Pour beaucoup, cette exclusion est perçue comme un acte d’injustice : alors que la FIFA, par la voix de son président, Gianni Infantino, a insisté que « tous les fans sont les bienvenus » pour la Coupe du monde, la politique américaine contredit fortement ce message inclusif.
Des organisations comme Human Rights Watch ont alerté sur l’impact de cette mesure, soulignant que si les athlètes sont exemptés, « tous ou presque tous les spectateurs » originaires des pays interdits seraient bloqués.
Quelles stratégies pour la Fédération haïtienne (FHF) ?
Face à cette situation, plusieurs pistes peuvent être envisagées :
1. Dialogue diplomatique et sportif
La Fédération haïtienne de football (FHF) pourrait formaliser des échanges avec la FIFA et la CONCACAF pour plaider la cause des supporters.
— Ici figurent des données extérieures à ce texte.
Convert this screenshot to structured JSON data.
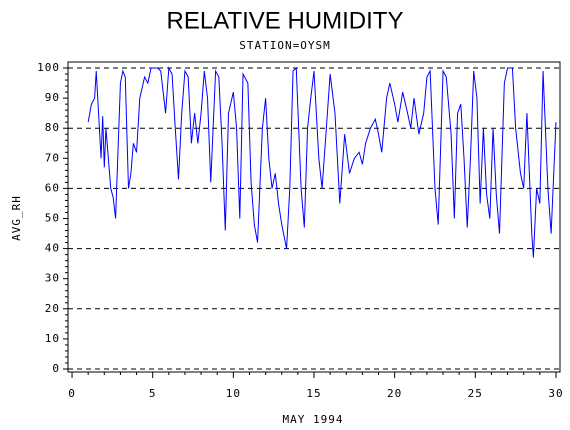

Il s’agirait de souligner l’importance de la mobilisation des fans comme vecteur d’unité nationale et de pression politique, et d’explorer des solutions concrètes.
2. Modification des lieux de match
Une proposition crédible serait de demander que certains matchs de phase de groupes des Grenadiers soient délocalisés vers des stades au Mexique ou au Canada, où les supporters haïtiens pourraient plus facilement se rendre. Cette option garantira une affluence haïtienne significative dans les tribunes et un soutien populaire visible.
3. Recours diplomatique
Parallèlement au dialogue sportif, la FHF pourrait mobiliser les canaux diplomatiques haïtiens – Ministères des Affaires Étrangères, Ambassade haïtienne à Washington – pour faire pression. Il pourrait être demandé aux autorités américaines d’ajuster la politique de visa ou de créer une exception spécifique pour les supporters dans le cadre de la Coupe du monde.
4. Mobilisation médiatique et internationale
En s’appuyant sur les médias internationaux et les organisations de défense des droits humains, la FHF peut porter cette cause devant l’opinion publique. Une campagne de sensibilisation pourrait mettre en lumière l’écart entre les principes de la FIFA (inclusion, universalité) et la réalité politique imposée par cette restriction.
Pourquoi est-ce essentiel ?
Le football n’est pas qu’un jeu ; pour de nombreux haïtiens , il incarne l’espoir, l’appartenance et la fierté nationale. Priver les supporters de vivre cette Coupe du monde dans les stades revient à restreindre une célébration collective. C’est une question d’identité, pas seulement de sport.
En plus, un mouvement organisé et bien argumenté pourrait faire pression non seulement sur les instances sportives, mais aussi sur les décideurs politiques américains. Il ne s’agit pas simplement d’un caprice : c’est une question de dignité pour des centaines de milliers de fans haïtiens .
La qualification historique des Grenadiers pour la Coupe du monde 2026 est un moment de grâce pour Haïti. Mais si les autorités haïtiennes ne réagissent pas avec détermination, la politique migratoire américaine pourrait transformer ce triomphe en frustration. La Fédération haïtienne a désormais une responsabilité cruciale : défendre le rêve de ses supporters, non seulement sur le terrain, mais aussi sur le plan diplomatique.